Foi essa a resposta que dei para minha sobrinha quando ela me perguntou como havia sido meu primeiro beijo, o que eu havia sentido. Fui sincera, era exatamente essa a sensação, um misto de entusiasmo com alucinação e inúmeras tentativas de reviver aquele friozinho que começava na barriga e tomava conta do corpo inteiro, principalmente das mãos, trêmulas e geladas. Ela me olhou com cara de quem não estava entendendo nada. Fez um sinal com a cabeça e as mãos dando a entender que eu era maluca e balbuciou alguma coisa sobre exagero. Sem dizer mais nada, virou para o computador e continuou a conversa com seu amigo virtual. Pensei em argumentar e fazê-la entender o que era o primeiro beijo para alguém da minha geração, mas logo desisti, uma menina de 15 anos hoje não entenderia os quinze anos das meninas de algumas décadas atrás, então, suspirei e lamentei, crendo ser o único sentimento que me restava.

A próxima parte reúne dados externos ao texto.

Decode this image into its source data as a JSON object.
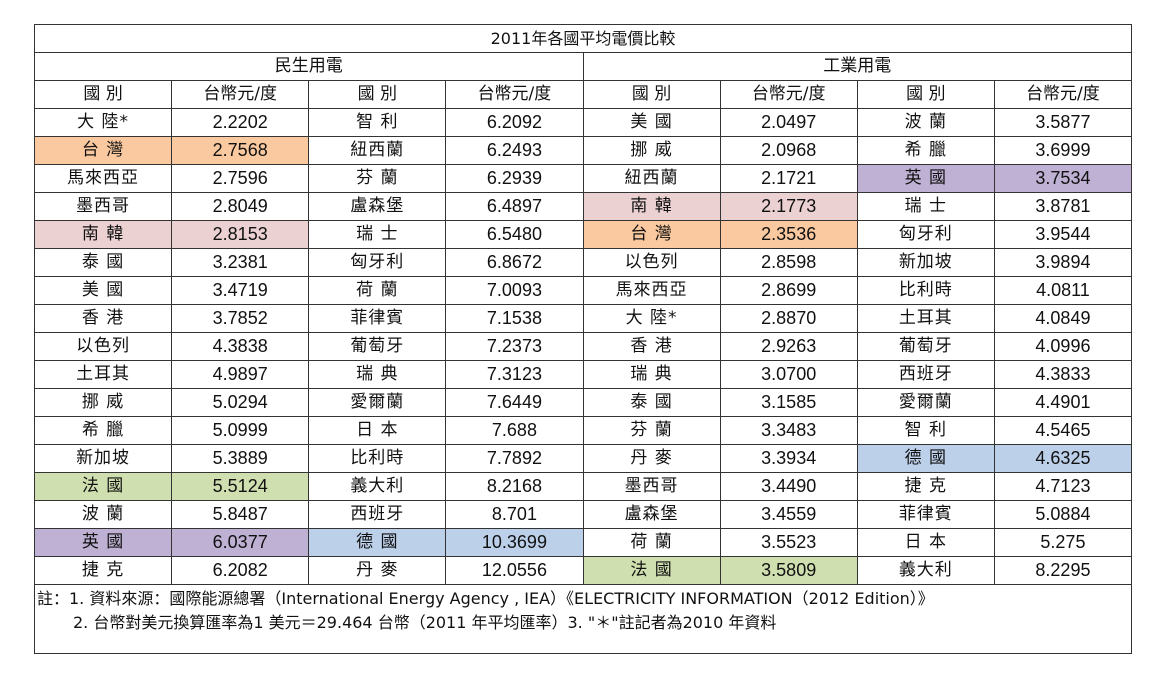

Mas os lamentos de uma escritora, mesmo amadora como eu, sempre rendem boas conversas e cá estou eu contando o ocorrido. Aproveitando o ensejo, como boa prosista que sou quero fazer uma pergunta. Será que o primeiro beijo não causa mais confusão nas meninas de hoje? Considerando minha experiência com elas, já que além de tia, sou professora, eu responderia que o primeiro beijo perdeu um pouco do seu encanto, ou melhor, eu diria que o primeiro beijo não vem mais acompanhado de sonhos, de medos, de vergonhas. Não estou falando do famoso “selinho” porque esse já faz parte da infância delas, mas do primeiro beijo de verdade, aquele que espera o primeiro amor, que vem carregado de fantasias, que foi sonhado por dias e noites insistentemente. Ah! Queridos amigos, hoje se beija e pronto. Sem suspiros, sem congelamentos, pelo contrário, hoje é tudo muito quente desde o início. Não há esperas, suspenses, conquistas, olhares. Hoje beijar é como cumprimentar, se cumprimenta todos, se beija todos. Se o beijo fosse um texto, eu diria que ele deixou de expressar a função emotiva para expressar a fática. Eu, que fui bela adormecida um dia, despertada pelo beijo do meu príncipe cheio de encantos, pelo menos na época , lamento que minha sobrinha e as outras meninas dessa geração e das próximas que ainda virão nunca terão em seus baús de memórias a embriaguez de uma noite inteira rondada pelas alucinações do primeiro beijo.